As Finland’s April elections draw nearer, the country’s tiny foreign population finds itself the focus of debate, with the anti-immigrant, nationalist True Finns party expected to make runaway gains.
The party has catapulted to popularity thanks to its affable, charismatic leader Timo Soini and its “Finns-first” message, seen by many as xenophobic in a country where immigrants make up just 2.9% of the population. “Immigration is a problem and not a solution,” Soini has argued in television debates.
Although the party won only 4.1% in the last elections in 2007, a recent surge in popularity saw it register 16.2% support in one January opinion poll published in Finland’s daily of reference Helsingin Sanomat.
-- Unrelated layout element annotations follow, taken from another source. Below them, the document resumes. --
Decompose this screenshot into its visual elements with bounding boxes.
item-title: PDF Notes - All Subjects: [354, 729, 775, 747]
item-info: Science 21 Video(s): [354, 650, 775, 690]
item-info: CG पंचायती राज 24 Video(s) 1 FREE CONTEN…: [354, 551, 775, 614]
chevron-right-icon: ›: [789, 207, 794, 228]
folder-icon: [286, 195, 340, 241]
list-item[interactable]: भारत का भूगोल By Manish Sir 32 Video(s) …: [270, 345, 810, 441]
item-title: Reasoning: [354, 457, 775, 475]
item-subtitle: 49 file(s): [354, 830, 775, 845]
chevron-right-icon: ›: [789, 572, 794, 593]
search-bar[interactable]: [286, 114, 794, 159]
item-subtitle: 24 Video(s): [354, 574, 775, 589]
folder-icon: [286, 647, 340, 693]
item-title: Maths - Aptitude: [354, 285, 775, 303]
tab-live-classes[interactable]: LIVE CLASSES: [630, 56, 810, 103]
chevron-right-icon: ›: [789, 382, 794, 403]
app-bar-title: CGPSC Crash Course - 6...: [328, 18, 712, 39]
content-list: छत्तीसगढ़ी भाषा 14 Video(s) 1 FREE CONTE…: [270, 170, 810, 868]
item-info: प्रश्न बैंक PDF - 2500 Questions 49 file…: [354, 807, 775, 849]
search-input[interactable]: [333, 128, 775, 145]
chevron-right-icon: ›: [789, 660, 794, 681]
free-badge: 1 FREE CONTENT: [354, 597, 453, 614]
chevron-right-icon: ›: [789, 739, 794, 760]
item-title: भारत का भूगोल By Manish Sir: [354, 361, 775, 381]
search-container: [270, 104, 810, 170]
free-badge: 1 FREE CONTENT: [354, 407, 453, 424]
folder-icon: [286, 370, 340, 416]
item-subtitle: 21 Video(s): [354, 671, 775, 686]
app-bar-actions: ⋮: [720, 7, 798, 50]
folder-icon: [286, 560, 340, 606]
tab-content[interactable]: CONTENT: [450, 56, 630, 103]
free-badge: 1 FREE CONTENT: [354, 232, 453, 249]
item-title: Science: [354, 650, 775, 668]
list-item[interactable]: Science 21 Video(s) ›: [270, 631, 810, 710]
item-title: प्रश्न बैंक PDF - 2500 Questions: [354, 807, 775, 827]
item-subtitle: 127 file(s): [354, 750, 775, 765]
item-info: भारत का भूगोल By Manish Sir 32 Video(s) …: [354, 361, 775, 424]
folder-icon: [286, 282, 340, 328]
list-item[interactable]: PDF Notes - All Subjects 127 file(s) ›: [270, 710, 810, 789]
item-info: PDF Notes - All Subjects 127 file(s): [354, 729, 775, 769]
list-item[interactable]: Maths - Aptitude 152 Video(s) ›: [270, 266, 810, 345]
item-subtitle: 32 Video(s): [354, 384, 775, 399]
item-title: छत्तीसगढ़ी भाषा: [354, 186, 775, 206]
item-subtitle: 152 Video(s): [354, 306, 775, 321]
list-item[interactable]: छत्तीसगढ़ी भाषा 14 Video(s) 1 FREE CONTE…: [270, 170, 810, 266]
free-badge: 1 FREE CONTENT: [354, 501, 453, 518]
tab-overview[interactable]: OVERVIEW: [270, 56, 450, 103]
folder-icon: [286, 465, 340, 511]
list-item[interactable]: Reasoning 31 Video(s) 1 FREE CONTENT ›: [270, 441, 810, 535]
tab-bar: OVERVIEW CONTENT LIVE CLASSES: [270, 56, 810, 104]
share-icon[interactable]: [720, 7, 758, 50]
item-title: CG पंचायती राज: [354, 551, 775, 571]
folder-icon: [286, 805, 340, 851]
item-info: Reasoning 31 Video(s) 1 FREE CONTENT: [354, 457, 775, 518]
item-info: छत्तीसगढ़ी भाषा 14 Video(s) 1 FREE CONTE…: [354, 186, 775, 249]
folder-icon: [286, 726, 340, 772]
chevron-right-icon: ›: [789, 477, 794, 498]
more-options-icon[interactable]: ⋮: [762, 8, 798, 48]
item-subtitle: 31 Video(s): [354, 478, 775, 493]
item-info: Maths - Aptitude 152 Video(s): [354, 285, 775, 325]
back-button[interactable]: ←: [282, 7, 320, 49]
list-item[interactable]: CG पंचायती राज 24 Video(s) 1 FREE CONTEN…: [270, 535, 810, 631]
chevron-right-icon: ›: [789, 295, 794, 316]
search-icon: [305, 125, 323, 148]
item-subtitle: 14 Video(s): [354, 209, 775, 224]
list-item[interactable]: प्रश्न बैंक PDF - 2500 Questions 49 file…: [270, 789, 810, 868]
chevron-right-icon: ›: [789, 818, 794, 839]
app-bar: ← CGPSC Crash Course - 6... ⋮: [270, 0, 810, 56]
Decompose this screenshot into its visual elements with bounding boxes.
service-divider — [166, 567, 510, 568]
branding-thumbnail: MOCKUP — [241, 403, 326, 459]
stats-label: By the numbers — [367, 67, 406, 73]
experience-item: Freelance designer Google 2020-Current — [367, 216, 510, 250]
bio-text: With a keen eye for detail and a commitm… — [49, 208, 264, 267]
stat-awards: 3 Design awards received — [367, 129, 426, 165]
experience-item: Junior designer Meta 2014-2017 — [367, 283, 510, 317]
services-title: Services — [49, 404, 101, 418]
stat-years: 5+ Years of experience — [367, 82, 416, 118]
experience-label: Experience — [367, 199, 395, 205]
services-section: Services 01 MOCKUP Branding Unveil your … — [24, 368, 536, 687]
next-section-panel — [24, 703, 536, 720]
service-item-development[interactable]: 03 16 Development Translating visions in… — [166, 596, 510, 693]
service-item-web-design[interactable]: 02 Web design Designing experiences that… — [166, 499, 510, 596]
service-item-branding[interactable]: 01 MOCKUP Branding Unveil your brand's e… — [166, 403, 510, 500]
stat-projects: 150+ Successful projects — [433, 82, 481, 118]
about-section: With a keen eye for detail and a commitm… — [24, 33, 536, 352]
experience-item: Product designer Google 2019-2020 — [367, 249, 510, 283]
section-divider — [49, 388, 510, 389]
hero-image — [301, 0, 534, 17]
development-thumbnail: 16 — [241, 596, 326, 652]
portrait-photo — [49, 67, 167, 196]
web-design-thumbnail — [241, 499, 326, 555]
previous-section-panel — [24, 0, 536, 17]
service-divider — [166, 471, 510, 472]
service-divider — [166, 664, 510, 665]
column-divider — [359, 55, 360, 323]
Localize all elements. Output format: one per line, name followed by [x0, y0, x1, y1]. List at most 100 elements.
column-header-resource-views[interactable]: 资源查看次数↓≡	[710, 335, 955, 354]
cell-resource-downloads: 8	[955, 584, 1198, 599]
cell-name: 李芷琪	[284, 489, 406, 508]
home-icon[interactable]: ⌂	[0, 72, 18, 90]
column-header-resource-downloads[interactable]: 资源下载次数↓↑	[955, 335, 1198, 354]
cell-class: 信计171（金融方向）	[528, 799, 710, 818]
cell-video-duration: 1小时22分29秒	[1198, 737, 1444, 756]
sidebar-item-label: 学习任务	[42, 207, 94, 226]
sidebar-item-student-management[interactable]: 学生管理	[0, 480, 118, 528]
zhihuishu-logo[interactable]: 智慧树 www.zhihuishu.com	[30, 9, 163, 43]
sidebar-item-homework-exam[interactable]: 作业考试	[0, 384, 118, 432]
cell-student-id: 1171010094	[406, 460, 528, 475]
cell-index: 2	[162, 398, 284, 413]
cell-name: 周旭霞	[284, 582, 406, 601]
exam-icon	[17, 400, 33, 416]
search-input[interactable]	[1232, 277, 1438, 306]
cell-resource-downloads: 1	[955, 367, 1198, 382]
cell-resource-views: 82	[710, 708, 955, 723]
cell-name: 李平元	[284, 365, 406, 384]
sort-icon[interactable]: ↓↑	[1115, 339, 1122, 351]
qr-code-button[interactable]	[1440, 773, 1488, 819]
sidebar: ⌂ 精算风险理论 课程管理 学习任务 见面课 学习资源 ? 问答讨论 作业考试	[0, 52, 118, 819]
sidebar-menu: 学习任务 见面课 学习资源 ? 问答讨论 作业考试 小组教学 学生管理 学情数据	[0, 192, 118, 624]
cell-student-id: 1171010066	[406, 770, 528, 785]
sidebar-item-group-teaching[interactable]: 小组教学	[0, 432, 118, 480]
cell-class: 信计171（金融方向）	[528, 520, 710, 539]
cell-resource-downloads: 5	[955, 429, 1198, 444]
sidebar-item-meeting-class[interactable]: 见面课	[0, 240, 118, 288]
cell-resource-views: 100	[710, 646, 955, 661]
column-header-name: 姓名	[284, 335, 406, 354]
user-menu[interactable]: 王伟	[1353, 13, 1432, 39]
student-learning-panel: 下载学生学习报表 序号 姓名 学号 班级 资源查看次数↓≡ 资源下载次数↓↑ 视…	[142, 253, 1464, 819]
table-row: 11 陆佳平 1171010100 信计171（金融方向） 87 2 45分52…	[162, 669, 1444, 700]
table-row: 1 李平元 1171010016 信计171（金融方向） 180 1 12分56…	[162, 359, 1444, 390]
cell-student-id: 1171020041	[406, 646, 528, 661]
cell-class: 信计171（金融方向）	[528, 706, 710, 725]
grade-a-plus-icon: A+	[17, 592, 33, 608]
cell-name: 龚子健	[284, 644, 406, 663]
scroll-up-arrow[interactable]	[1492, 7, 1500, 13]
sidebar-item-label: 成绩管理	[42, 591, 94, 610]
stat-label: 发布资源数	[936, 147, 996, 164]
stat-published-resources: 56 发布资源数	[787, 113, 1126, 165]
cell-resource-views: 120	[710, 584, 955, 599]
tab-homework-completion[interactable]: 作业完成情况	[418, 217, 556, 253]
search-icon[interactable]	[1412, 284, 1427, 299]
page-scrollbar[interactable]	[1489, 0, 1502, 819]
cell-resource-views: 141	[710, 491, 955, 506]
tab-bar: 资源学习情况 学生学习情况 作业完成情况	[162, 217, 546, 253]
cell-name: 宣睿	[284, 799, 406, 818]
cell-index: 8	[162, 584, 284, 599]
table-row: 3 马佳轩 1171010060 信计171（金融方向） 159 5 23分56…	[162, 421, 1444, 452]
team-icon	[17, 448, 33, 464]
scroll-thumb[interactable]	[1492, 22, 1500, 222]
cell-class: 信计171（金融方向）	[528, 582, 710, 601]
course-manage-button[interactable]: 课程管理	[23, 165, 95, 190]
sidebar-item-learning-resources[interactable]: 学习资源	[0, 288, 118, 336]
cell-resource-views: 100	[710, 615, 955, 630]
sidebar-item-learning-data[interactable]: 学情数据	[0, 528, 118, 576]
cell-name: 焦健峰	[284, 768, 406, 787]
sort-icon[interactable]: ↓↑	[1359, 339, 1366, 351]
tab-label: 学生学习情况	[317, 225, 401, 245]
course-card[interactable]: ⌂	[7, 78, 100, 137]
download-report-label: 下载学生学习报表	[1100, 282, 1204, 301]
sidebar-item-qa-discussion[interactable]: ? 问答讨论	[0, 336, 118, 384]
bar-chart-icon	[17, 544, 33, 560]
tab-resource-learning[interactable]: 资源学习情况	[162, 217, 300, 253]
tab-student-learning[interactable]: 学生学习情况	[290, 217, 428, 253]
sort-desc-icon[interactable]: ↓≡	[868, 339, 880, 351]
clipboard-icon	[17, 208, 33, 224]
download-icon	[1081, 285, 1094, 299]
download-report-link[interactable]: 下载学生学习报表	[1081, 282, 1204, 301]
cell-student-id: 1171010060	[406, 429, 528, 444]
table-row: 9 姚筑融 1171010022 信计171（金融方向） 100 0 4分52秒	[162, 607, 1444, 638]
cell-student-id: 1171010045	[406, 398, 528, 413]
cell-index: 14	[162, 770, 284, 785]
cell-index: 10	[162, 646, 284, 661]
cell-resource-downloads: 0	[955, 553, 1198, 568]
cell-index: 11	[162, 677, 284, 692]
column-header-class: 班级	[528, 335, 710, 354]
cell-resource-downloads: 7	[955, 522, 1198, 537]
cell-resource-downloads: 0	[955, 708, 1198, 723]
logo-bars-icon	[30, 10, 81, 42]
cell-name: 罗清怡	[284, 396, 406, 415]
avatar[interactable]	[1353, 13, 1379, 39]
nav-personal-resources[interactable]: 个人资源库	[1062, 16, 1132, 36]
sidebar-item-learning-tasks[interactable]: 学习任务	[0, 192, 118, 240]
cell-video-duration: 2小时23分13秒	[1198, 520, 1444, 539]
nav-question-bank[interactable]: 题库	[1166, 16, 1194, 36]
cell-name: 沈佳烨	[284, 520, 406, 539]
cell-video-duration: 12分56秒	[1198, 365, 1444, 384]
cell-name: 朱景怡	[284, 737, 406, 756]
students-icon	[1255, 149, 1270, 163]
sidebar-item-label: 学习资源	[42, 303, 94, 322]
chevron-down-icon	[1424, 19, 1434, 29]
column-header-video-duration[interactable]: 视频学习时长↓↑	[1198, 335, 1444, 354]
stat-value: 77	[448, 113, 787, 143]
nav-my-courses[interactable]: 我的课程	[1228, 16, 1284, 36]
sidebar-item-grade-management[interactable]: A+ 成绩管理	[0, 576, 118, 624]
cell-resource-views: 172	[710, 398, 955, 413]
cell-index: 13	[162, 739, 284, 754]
But the party cannot quite shake off the taint of racism. A small fringe group of the party, led by Helsinki city councilman Jussi Halla-Aho, has published an election manifesto blasting multiculturalism. Halla-Aho was convicted last year over blog comments linking Islam to paedophilia and saying that Somalis are pre-disposed to mugging people and living on the dole.
The True Finns’ leadership, however, plays down Halla-Aho’s influence. “Every party has these young radicals,” says founding member Raimo Vistbacka, a member of parliament since 1987. Vistbacka insisted that official party policy, while sceptical of immigration, was not extremist or xenophobic.